A case from the Tyler Court of Appeals back in 2017 recently caught my attention Hare v. Longstreet offers a good reminder that the way one sets up a bank account can have important consequences down the road, and there are specific rules related to joint accounts of which people need to be aware.
In 1998, L.D. Hare opened a checking account in his name at Austin Bank. In 2000, he added Sherry Longstreet to the account. In 2015, he added his son, Larry Hare, to the same account. Later in 2015, L.D. passed away.
Austin Bank filed a petition seeing instruction from the court on whether the funds in the account would be disbursed to Larry or to Sherry. Larry claimed the funds should pass to him as the account contained right of surviorship in his favor. Longstreet claimed the account should pass through probate and be distributed as instructed in L.D.’s will.
The decision hinged on the court’s interpretation of a signature card. On that card, a section labeled “Ownership of Account” provided generally that the type of account selected might determine how property passes at death and that one’s will might not control. It then presented nine options, including one that read “Multiple-Party Account with Right of Survivorship.” Both L.D. and Larry initialed next to this box, and the signature card was signed by all three account holders. Larry contended that his indicated his father’s intent to create a joint account with right of survivorship and for Larry to receive the funds in the account a his father’s death.
After trial, the court held that the account should pass through probate because there was insufficient evidence to prove that the parties intended to create a joint account with right of survivorship. Thus, the money in the account should pass through probate to Linda Longstreet. Larry appealed this ruling.
Law on Joint Accounts
The Texas Estate Code Section 113.151 governs the creation of right of survivorship joint accounts. The court explained that there are three requirements by statute that a party must satisfy in order to create a joint account with right of survivorship: (1) a written agreement; (2) signed by the decedent; (3) which specifies that his interest ‘survives’ to the other party. This written agreement is sufficient to confer a right of survivorship if it contains a statement “substantially similar” to the following: “On the death of one party to a joint account, all sums in the account on the date of death vest in and belong to the surviving party as his or her separate property and estate.” Further, the Texas Legislature has provided form language for use by financial institutions when a person creates a multi-party account that allows them to initial next to language stating the following: “MULTIPLE-PARTY ACCOUNT WITH RIGHT OF SURVIVORSHIP. The parties to the account own the account in proportion to the parties’ net contributions to the account. The financial institution may pay any sum in the account to a party at any time. On the death of a party, the party’s ownership of the account passes to the surviving parties.” The statute provides that the mere fact someone opened a joint account, alone, does not infer their intent to include survivorship rights.
Appellate Court Opinion
The appellate court affirmed the trial court’s decision, holding that there was insufficient evidence to establish an account with right of survivorship. [Read opinion here.]

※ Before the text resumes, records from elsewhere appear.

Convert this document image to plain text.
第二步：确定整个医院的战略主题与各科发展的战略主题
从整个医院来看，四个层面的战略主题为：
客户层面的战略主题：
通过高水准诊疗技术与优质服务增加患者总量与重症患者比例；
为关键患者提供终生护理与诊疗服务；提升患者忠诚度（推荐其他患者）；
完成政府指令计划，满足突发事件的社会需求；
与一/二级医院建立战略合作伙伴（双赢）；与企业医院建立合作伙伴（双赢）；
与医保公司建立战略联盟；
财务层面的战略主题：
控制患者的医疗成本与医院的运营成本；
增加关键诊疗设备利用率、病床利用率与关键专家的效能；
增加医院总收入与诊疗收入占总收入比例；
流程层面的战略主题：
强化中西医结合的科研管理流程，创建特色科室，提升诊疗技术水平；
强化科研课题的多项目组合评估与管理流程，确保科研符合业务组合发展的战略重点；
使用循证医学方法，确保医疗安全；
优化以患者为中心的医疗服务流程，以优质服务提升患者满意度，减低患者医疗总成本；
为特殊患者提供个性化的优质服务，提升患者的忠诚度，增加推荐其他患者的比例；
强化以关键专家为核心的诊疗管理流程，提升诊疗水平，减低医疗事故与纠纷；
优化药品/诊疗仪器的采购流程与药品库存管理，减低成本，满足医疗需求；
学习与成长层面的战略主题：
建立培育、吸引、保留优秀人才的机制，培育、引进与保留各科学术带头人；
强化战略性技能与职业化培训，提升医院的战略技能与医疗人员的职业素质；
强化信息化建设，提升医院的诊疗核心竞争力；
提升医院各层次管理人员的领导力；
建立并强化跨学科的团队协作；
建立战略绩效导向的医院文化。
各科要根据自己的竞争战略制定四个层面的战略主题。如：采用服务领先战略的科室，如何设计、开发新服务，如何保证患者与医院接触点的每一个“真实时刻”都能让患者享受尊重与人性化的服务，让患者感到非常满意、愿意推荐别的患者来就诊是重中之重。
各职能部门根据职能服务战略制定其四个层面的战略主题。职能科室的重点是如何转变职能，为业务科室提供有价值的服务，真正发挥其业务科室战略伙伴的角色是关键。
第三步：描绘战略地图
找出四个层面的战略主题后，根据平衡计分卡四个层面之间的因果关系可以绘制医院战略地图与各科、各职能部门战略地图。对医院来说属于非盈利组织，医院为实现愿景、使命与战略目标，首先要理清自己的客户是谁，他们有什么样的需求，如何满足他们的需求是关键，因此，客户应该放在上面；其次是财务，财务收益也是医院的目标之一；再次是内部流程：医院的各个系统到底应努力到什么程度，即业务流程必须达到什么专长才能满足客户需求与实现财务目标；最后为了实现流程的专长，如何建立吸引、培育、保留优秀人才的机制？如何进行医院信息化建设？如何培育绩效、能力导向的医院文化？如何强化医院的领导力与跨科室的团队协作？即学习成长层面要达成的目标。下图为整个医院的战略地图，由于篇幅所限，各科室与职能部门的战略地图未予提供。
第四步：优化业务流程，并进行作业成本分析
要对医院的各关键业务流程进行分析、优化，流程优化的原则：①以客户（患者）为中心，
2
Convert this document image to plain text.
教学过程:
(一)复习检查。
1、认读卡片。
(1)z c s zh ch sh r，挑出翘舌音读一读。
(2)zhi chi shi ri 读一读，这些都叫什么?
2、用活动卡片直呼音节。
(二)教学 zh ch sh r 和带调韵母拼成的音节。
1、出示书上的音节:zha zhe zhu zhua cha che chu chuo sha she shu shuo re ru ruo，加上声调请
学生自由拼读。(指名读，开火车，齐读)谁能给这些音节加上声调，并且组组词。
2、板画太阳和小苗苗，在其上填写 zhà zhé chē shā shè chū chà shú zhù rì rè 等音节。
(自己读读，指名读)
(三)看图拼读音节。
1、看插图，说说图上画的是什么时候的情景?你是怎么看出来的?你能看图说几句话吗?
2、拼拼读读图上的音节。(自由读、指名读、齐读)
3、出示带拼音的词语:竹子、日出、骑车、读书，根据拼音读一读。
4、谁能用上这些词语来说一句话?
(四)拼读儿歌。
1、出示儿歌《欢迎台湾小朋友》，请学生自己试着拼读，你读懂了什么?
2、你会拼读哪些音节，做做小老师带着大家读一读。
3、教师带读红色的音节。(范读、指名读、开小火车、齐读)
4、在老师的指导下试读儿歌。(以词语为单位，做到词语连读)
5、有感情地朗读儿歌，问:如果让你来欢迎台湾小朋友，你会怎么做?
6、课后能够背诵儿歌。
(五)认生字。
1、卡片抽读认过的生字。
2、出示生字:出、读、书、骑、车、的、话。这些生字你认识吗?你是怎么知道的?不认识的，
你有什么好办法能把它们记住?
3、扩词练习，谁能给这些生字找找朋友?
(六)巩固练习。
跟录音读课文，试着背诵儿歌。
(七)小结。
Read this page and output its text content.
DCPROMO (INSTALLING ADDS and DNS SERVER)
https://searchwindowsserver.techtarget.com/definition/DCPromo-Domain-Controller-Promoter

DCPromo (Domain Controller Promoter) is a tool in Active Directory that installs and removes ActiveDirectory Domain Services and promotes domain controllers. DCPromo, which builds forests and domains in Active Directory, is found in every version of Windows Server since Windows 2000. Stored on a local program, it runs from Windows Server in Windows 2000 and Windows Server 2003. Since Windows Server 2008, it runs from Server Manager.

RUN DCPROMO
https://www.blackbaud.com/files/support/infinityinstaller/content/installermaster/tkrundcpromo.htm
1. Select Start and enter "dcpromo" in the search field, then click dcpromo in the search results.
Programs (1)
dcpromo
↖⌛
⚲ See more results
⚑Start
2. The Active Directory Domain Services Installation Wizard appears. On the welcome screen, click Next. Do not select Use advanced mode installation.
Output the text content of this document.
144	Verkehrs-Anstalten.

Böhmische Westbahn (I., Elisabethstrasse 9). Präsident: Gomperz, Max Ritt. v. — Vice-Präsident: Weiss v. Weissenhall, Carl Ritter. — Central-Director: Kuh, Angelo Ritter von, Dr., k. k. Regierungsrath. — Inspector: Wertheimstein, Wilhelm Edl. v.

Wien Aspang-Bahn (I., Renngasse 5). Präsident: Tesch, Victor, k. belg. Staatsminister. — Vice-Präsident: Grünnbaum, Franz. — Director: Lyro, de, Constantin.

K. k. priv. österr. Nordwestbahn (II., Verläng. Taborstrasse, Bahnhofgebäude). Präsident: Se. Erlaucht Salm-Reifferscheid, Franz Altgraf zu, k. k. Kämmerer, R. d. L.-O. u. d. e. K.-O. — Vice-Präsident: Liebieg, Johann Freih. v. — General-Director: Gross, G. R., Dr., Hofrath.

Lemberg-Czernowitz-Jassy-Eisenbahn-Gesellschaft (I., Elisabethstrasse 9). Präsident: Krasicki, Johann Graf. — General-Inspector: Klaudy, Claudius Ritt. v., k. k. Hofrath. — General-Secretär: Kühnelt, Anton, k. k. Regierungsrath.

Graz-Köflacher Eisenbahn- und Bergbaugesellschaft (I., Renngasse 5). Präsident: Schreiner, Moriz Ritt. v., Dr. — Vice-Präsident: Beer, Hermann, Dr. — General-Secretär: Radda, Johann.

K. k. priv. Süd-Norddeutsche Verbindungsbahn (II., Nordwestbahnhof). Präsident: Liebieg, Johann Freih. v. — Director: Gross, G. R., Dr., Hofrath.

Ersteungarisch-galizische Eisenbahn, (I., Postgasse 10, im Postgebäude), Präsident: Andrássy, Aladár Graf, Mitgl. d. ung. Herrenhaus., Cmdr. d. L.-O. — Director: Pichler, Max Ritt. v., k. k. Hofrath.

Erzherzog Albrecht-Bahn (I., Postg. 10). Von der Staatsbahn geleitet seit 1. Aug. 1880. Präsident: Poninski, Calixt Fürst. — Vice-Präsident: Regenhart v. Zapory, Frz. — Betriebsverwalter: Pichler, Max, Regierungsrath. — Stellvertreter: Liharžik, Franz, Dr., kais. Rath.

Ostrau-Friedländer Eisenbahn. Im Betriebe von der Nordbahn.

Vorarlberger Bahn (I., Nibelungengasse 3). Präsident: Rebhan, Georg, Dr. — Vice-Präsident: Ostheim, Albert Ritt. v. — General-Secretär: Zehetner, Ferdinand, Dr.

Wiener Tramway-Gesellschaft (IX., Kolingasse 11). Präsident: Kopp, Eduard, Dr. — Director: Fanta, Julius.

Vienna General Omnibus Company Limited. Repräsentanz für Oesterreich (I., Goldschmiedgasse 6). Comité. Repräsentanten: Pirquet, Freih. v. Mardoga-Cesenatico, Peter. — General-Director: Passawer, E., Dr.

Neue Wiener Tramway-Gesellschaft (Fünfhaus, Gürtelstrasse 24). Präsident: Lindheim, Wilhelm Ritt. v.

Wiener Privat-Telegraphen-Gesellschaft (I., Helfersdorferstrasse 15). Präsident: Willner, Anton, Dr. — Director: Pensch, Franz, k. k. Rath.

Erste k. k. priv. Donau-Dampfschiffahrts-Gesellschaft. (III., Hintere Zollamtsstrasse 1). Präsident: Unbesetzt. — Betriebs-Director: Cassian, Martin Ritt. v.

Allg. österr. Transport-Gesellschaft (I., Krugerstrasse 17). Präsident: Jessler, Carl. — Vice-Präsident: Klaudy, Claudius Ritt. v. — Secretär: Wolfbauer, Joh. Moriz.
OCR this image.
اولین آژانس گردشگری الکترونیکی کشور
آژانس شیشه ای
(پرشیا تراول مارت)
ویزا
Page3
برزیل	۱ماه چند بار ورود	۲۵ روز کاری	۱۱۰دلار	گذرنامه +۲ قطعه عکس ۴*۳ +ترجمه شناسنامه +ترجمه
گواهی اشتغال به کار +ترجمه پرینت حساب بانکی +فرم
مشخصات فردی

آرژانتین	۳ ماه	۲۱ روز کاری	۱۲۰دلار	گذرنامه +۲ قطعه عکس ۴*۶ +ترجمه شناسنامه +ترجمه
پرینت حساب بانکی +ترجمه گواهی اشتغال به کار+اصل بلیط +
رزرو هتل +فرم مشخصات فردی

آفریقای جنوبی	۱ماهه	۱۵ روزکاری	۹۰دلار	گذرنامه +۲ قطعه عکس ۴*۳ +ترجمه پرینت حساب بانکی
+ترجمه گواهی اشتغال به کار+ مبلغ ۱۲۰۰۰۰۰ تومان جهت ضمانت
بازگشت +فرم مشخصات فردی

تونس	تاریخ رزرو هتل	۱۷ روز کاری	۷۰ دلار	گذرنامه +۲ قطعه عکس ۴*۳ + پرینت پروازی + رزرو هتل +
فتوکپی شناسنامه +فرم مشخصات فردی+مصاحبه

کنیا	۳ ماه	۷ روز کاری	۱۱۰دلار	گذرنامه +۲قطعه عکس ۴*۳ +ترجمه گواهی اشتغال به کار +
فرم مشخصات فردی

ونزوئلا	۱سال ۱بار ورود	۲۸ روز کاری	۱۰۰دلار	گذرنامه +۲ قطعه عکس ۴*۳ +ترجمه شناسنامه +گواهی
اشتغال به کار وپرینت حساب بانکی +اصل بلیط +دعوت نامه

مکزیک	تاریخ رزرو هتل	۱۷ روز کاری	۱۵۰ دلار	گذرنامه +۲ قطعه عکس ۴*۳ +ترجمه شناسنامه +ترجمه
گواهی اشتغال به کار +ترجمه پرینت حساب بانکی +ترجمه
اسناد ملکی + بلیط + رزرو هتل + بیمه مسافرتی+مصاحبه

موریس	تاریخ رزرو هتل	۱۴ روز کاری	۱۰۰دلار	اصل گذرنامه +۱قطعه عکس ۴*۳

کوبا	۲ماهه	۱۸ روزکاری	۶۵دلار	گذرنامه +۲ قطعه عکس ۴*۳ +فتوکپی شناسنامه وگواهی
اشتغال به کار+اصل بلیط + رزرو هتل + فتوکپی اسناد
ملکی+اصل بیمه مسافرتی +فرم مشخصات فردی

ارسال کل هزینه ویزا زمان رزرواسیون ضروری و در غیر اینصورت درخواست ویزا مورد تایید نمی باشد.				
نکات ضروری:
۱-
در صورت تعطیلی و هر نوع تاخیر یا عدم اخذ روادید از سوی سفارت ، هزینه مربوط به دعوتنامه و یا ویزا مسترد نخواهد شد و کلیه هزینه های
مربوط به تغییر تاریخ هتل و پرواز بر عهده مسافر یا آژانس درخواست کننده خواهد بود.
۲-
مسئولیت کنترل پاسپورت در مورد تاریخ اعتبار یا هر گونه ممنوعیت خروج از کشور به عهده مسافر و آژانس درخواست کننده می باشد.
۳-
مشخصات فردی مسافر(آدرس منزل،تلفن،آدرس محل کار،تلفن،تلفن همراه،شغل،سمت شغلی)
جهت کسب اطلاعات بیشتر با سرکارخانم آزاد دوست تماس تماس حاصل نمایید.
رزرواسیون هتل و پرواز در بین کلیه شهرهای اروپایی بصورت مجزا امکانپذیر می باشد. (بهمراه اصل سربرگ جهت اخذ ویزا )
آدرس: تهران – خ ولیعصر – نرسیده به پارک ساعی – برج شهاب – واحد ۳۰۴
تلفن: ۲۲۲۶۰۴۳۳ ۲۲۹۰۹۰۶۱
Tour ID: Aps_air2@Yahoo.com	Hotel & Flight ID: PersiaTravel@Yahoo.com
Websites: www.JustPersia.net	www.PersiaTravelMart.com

The court found that the signature card met this first two requirements of a joint account with right of survivorship–it was a written agreement signed by L.D. Hare. The issue, however, is whether the signature card included language specifying that the interest was to survive to the other party. In other words, did the signature card contain language “substantially similar” to the language required by the Estates Code?
The court previously held that placing an X on a box on a signature card next to proper right of survivorship language on a signature card could satisfy the requirements. Here, however, the issue was that the statement contained next to the box that L.D. Hare selected and initialed did not contain sufficient language to create a right of survivorship. The court held that the Estates Code requires the use of “explanatory language” that expressly states the ownership interest of the deceased joint owner will belong to the surviving parties upon death. Without such explanatory language, the signature card in this case did not confer survivorship rights.
No Petition for Review was filed with the Texas Supreme Court.
First and foremost, this case is a good reminder for folks to check their own bank accounts and determine exactly how they are held and confirm that the current set up is the one desired by the account holders. Oftentimes, a person creates an account and then lives on for decades. Although time changes many circumstances, that person may not think to go back and review the way the account is set up. As this case illustrates, that can have major implications for who inherits assets at death. Second, for any accounts intended to be set up with survivorship rights, account holders should confirm that there is written documentation, signed by both parties, expressly stating that desire and including explanatory language substantially similar to that included in the Estates Code. Even titling an account “with right of survivorship” may not be enough to carry out the decedent’s wishes absent the explanatory language as well.